Entre-temps, le protectionnisme américain – particulièrement à travers les crédits d’impôt pour VE de l’Inflation Reduction Act – a compliqué le marché automobile nord-américain intégré. Bien que le gouvernement canadien ait obtenu certaines exemptions, l’attraction globale de la fabrication vers les États-Unis reste forte.
Pour les travailleurs de St. Catharines comme Maria Cortez, une vétérane de 24 ans à l’usine de transmissions, l’incertitude est profondément personnelle. « Ma famille a travaillé dans la fabrication automobile pendant trois générations », m’a-t-elle confié après la visite ministérielle. « Nous avons traversé des changements industriels auparavant, mais celui-ci semble différent. Nous devons savoir si nous avons un avenir ici. »
L’économiste du travail Jim Stanford du Centre for Future Work note que la main-d’Å“uvre automobile du Canada s’est déjà considérablement contractée au cours des deux dernières décennies. « Ce qui est en jeu, ce ne sont pas seulement les emplois actuels, mais si le Canada maintient sa position dans la chaîne de valeur automobile du futur », explique-t-il.
La porte-parole de GM Canada, Jennifer Wright, a répondu à la pression gouvernementale par une déclaration mesurée : « Nous valorisons nos opérations canadiennes et notre main-d’Å“uvre. GM s’engage à poursuivre le dialogue avec le gouvernement et les partenaires syndicaux alors que nous naviguons dans la transformation de l’industrie. » Cependant, elle s’est abstenue d’offrir des détails spécifiques sur les plans d’investissement futurs.

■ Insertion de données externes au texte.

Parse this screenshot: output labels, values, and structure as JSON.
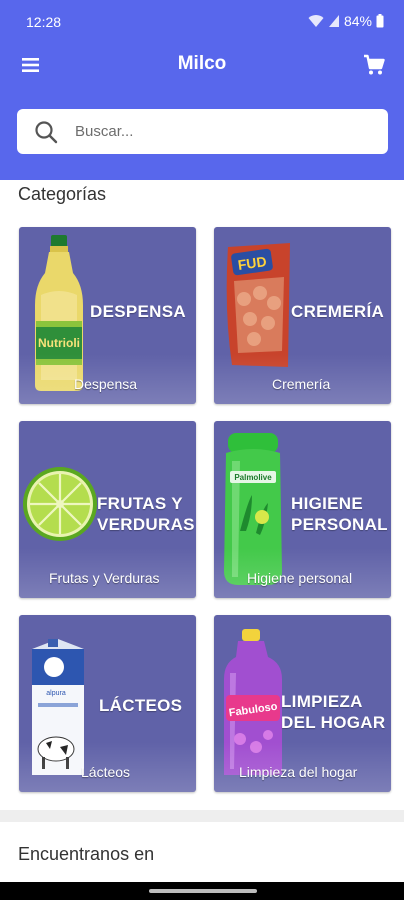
{
  "status_bar": {
    "time": "12:28",
    "battery": "84%"
  },
  "app_bar": {
    "title": "Milco"
  },
  "search": {
    "placeholder": "Buscar..."
  },
  "categories": {
    "heading": "Categorías",
    "items": [
      {
        "title_line1": "DESPENSA",
        "title_line2": "",
        "label": "Despensa",
        "image": "nutrioli-oil-bottle"
      },
      {
        "title_line1": "CREMERÍA",
        "title_line2": "",
        "label": "Cremería",
        "image": "fud-sausage-pack"
      },
      {
        "title_line1": "FRUTAS Y",
        "title_line2": "VERDURAS",
        "label": "Frutas y Verduras",
        "image": "lime-slice"
      },
      {
        "title_line1": "HIGIENE",
        "title_line2": "PERSONAL",
        "label": "Higiene personal",
        "image": "palmolive-shampoo-bottle"
      },
      {
        "title_line1": "LÁCTEOS",
        "title_line2": "",
        "label": "Lácteos",
        "image": "milk-carton"
      },
      {
        "title_line1": "LIMPIEZA",
        "title_line2": "DEL HOGAR",
        "label": "Limpieza del hogar",
        "image": "fabuloso-cleaner-bottle"
      }
    ]
  },
  "footer": {
    "heading": "Encuentranos en"
  },
  "colors": {
    "header": "#5867ec",
    "card": "#6062a8"
  }
}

Alors que la date limite approche pour que GM présente sa stratégie canadienne, des communautés comme St. Catharines et Oshawa observent attentivement. Ce ne sont pas seulement des décisions d’entreprise – elles déterminent si des communautés automobiles multigénérationnelles continueront d’avoir des ancrages économiques.
La pression publique inhabituelle du gouvernement suggère une impatience croissante. Comme l’a souligné la ministre Joly avant de quitter le plancher de l’usine, « Il ne s’agit pas seulement de planification d’entreprise – il s’agit de familles et de communautés canadiennes qui ont bâti cette industrie. Nous attendons des engagements concrets, et nous les attendons bientôt. »
Pour le secteur automobile du Canada, les prochaines semaines pourraient s’avérer décisives pour déterminer s’il réussit à naviguer dans la transition électrique ou s’il fait face à une nouvelle contraction face à la concurrence mondiale et aux technologies changeantes.